Thursday, January 12, 2012

Love Unconditional

I found this talk given in 1971 by Marion D. Hanks, that I think, has never been more relevant. (I think if you click the title of this post, it will take you to the full talk.)

I hope that you read it.

I think it was given to the priesthood of the church during general conference, but I could be mistaken. Either way, it's supposed to be about how to help the young generation of the Church. Again, this was given in 1971, which means that the young people then were my parents and aunts and uncles.

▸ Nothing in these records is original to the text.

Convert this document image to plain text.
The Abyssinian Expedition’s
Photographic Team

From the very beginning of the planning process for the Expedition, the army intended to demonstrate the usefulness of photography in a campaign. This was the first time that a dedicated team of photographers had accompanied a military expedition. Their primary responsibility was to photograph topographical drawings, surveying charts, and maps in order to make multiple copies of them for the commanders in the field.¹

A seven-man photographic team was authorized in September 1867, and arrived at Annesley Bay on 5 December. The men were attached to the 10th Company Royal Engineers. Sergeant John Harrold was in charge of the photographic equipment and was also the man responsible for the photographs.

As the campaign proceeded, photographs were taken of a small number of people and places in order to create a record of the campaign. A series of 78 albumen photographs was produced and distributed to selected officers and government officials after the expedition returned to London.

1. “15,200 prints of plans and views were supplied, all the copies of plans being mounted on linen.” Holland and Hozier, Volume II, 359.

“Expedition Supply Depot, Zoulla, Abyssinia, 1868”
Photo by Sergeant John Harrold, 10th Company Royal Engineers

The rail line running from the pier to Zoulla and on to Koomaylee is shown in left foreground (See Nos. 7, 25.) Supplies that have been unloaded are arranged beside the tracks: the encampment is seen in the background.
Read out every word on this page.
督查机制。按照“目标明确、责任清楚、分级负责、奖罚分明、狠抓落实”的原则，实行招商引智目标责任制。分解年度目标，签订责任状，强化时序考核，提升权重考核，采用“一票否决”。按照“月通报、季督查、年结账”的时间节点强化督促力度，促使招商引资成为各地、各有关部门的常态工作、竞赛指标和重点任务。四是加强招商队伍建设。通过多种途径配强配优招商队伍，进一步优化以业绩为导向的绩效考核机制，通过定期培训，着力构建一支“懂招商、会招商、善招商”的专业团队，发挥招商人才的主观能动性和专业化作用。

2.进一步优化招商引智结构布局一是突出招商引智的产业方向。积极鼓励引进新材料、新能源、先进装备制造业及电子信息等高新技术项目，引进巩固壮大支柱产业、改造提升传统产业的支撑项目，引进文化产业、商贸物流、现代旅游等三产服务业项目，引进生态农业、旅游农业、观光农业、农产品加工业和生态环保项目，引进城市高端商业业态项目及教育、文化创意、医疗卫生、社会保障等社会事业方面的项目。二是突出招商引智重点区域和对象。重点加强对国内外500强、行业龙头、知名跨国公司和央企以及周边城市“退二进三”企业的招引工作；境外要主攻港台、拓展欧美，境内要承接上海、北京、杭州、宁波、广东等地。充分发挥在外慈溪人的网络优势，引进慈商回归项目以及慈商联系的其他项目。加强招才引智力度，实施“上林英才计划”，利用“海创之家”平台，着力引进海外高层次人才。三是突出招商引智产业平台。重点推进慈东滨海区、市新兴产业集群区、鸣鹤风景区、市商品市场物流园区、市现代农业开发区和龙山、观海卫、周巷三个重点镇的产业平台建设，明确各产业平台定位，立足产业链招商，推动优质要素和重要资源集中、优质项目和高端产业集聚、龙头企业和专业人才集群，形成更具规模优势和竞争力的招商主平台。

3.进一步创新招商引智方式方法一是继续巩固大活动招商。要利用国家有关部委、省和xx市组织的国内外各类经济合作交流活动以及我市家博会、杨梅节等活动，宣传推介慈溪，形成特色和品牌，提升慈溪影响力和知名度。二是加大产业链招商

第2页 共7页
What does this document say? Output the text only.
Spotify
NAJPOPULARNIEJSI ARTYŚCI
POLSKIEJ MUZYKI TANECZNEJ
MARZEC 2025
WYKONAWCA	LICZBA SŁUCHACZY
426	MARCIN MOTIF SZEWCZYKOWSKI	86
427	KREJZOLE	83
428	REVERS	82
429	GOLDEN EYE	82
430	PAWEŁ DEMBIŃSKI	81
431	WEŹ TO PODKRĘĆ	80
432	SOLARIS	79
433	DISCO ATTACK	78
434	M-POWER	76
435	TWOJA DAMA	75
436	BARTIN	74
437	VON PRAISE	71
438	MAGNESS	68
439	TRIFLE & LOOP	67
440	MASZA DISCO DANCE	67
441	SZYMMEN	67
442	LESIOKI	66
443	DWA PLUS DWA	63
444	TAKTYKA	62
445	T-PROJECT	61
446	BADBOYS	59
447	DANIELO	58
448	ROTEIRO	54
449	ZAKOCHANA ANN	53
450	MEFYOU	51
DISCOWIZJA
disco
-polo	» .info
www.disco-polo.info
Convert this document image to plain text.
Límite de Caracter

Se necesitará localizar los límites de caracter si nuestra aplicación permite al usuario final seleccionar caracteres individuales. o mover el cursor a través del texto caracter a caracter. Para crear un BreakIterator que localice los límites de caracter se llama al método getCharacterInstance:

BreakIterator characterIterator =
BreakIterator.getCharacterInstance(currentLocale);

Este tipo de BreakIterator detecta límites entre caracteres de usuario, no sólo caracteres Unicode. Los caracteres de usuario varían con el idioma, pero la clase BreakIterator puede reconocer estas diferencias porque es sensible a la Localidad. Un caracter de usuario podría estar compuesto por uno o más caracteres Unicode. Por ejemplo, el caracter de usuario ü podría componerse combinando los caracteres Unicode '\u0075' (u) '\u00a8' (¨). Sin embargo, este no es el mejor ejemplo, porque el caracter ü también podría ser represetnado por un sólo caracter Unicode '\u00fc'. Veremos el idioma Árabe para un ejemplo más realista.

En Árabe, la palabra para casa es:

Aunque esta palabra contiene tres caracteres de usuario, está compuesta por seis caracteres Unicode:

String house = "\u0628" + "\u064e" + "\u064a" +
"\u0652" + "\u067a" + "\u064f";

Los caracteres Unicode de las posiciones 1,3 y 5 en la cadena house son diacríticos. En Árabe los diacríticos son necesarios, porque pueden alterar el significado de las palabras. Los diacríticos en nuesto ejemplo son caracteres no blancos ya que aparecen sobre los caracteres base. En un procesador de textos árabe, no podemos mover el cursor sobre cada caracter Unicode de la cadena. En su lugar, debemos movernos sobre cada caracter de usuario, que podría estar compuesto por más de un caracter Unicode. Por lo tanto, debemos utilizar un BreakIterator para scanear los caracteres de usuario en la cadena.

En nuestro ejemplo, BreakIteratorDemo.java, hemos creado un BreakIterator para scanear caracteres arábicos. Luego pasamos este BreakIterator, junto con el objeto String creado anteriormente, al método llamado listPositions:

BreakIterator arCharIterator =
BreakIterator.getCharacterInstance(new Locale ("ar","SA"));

I think it is closer to what we all need in this life.
In my hand I hold a letter received two days ago from a faithful, brokenhearted father whose son, about the same age as the others, took his own life, notwithstanding the efforts of loving parents and a fine, wholesome family. I wish there were time to read a description of how hard these marvelous parents have tried. This is a missionary family, a committed family, a stay-together family; yet this boy, convinced of his own worthlessness, that he was a failure and that the mistakes he had made were disqualifying, took his own life. His father sent a copy of the note he left, and asked me to make such use of his letter and this letter as judgment and my feelings suggested.
What can we do? How can we help this great young generation meet the challenges of their time? I am certain that we must thoughtfully examine not only their needs and their problems, and what we have to give them, but how we undertake to give it, and what we appear to them to be as they observe it. I have been rethinking my own experience and will give you just an example or two quickly. May I do it in the spirit of a statement that to me for a long time has been very choice: “Neither laugh nor weep, nor loathe, but understand.”
What are some of their problems? These basic observations have come from experience with youth and from their own lips and lives. I can sum them up in four or five needs.
First, they need faith. They need to believe. They need to know the doctrines, the commandments, the principles of the gospel. They need to grow in understanding and conviction. They need to worship and to pray, but they live in a time when all of this is so seriously questioned, when doubt is encouraged.
Two, they need to be accepted as they are, and to be included. They need a family, the most important social unit in this world; and even if they have a good family, they need the supportive influence outside their home of others, of neighbors, of friends, of bishops, of brothers, of human beings.
Three, they need to be actively involved, to participate, to give service, to give of themselves.
Four, they have to learn somehow that they are more important than their mistakes; that they are worthwhile, valuable, useful; that they are loved unconditionally.
....This life doesn’t give one very many chances to feel exultant and a little successful... We cannot, my dear brethren, condition our love by a beard or beads or habits or strange viewpoints. There have to be standards and they must be enforced, but our love must be unconditional.
I read you just a sentence from the letter left by the boy who ended his own life: “I have no hope, only dreams that have died. I was never able to obtain satisfactory interpersonal relationships. I feared the future and a lot of other things. I felt inferior. I have almost no will to achieve, perseverance, or sense of worth, so goodbye. I should have listened to you but I didn’t. I started using acid last summer. It’s purgatory.” What a tragic story!
We need to understand their needs. They need to learn the gospel. They need to be accepted, to be involved, to be loved; and they need, my brethren—my fifth and final point—the example of good men, good parents, good people, who really care.